Genitope is certainly not the only company to face a late-stage setback with a therapeutic cancer vaccine, as CancerVax Corp., Antigenics Inc. and many others can attest. Yet the biotech industry seems to be getting closer to that elusive first FDA approval for the space.

Dendreon Corp. nearly pulled it off this summer, gaining a thumbs up from an FDA advisory committee for prostate cancer vaccine Provenge (sipuleucel T) before the agency dashed the company's hopes with a request for additional data. Provenge had missed its primary endpoint of time to disease progression in two Phase III trials, but later analyses showed overall survival benefits. (See BioWorld Today, June 1, 2007.)

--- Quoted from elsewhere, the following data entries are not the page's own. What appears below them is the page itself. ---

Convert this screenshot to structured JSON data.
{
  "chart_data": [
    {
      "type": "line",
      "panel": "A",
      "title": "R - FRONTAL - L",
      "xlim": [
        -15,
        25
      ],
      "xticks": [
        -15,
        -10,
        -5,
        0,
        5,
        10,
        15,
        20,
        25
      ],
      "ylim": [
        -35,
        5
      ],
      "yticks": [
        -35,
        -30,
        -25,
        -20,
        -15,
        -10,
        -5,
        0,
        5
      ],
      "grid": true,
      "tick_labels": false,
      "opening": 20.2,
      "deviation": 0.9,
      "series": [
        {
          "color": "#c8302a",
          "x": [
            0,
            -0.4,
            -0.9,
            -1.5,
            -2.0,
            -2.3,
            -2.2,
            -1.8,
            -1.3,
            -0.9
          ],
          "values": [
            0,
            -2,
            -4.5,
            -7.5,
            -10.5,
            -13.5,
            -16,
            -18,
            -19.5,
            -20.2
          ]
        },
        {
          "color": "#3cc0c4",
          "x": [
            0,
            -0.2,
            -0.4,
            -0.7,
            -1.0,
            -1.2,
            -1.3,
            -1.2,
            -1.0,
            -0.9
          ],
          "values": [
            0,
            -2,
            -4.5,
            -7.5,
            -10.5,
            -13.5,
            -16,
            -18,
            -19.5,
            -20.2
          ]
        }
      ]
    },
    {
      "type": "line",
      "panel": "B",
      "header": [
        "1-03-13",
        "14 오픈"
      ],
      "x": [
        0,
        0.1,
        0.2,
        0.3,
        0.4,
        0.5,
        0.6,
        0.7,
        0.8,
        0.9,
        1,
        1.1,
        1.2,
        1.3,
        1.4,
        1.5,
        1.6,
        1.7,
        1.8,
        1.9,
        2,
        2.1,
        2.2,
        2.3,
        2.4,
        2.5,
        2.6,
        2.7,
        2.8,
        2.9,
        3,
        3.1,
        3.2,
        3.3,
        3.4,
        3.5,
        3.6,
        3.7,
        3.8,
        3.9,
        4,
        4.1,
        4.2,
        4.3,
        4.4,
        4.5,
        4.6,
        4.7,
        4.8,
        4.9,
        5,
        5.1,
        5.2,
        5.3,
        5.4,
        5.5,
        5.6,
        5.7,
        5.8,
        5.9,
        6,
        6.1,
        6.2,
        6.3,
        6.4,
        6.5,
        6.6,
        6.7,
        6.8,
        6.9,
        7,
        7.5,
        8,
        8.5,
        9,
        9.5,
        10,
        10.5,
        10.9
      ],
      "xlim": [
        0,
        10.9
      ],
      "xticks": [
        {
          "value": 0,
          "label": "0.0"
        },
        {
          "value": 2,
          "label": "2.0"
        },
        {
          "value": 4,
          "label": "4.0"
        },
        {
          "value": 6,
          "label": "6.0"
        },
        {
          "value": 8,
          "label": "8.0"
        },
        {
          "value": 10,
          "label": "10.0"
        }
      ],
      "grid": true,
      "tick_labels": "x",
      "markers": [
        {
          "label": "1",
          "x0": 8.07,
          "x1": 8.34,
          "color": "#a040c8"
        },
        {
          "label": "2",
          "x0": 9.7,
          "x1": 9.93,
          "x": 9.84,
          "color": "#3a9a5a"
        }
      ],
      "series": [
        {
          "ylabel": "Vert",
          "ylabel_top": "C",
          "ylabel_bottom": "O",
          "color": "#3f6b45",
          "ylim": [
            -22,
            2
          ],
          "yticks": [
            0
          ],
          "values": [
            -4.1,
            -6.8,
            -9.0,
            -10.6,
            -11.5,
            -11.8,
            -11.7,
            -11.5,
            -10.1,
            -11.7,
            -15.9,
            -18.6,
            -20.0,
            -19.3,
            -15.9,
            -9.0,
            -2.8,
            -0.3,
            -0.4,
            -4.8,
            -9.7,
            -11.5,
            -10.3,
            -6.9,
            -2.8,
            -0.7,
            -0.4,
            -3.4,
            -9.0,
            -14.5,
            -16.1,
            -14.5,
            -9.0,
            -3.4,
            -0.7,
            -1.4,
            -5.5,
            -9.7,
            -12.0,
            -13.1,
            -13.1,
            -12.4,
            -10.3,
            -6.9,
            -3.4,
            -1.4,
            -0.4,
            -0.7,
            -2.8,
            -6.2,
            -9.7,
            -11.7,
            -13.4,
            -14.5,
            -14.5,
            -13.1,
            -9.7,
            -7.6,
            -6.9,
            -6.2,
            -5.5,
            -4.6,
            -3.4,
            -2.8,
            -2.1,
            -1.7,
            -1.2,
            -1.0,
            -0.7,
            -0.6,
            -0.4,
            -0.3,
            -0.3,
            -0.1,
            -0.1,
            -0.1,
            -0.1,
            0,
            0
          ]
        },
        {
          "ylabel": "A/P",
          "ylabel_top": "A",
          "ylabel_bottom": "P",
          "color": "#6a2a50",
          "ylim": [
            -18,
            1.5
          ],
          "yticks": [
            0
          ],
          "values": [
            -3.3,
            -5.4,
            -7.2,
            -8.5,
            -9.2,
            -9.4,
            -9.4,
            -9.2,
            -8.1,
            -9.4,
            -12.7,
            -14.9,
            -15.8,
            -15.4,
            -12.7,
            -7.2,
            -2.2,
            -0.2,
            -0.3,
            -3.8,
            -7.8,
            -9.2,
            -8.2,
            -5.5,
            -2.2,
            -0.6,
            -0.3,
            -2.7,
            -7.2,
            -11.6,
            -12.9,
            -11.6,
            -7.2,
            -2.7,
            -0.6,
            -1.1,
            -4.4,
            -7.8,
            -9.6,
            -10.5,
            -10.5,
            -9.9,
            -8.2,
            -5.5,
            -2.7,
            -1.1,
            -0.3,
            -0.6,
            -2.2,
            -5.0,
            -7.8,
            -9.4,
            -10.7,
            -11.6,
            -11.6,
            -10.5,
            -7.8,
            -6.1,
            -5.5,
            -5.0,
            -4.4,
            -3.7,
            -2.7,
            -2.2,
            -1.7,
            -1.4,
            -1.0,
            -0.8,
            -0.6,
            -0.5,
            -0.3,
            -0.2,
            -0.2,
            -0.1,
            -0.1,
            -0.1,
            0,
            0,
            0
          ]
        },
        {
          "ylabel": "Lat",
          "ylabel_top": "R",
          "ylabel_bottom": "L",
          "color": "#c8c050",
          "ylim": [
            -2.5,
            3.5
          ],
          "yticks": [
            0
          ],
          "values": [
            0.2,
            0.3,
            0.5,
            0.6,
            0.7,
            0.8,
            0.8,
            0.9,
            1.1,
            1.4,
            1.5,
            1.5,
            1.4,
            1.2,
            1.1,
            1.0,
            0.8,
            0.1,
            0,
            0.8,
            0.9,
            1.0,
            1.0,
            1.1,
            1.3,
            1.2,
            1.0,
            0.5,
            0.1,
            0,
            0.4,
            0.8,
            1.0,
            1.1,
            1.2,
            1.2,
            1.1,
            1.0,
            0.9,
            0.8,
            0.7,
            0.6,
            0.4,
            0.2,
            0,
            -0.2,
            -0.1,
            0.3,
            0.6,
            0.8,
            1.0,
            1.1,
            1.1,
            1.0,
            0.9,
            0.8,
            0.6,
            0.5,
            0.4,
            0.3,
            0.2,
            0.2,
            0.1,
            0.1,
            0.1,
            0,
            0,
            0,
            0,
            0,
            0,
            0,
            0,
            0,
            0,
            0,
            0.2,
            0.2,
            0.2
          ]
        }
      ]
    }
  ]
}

An interim analysis for Dendreon's ongoing Phase III trial is expected in mid to late 2008, and positive findings could pave the way to approval. In the interim, three U.S. congressmen have urged an investigation into why the FDA didn't approve Provenge in the first place. (See BioWorld Today, Dec. 17, 2007.)

Also expected by mid-2008 are Phase III data on two additional NHL cancer vaccines: Favrille Inc.'s Specifid (formerly FavId) and Biovest International Inc.'s BiovaxID. Both products differ from MyVax, primarily in the way they are manufactured and in their trial designs.

While MyVax is a recombinant product manufactured in mammalian cells, Specifid is a recombinant product manufactured in insect cells. Data presented at this month's American Society of Hematology conference demonstrated that, in preclinical studies, the insect-generated approach resulted in a more immunogenic response.

Additionally, Favrille founder and chief scientific officer Daniel Gold told BioWorld Today that the Specifid Phase III trial uses pretreatment with Rituxan (rituximab, Genentech Inc. and Biogen Idec Inc.) rather than chemotherapy, includes patients who achieve responses or stable disease in pre-treatment, continues dosing indefinitely and does not include KLH in the control arm.

Favrille expects to report Phase III Specifid data by July 2008.

Meanwhile, BioVest reiterated on Friday that BiovaxID is a hybridoma-produced rather than recombinant product, and that it has demonstrated an 80 percent immune response in previous trials. The Biovax ID Phase III data are expected in April 2008.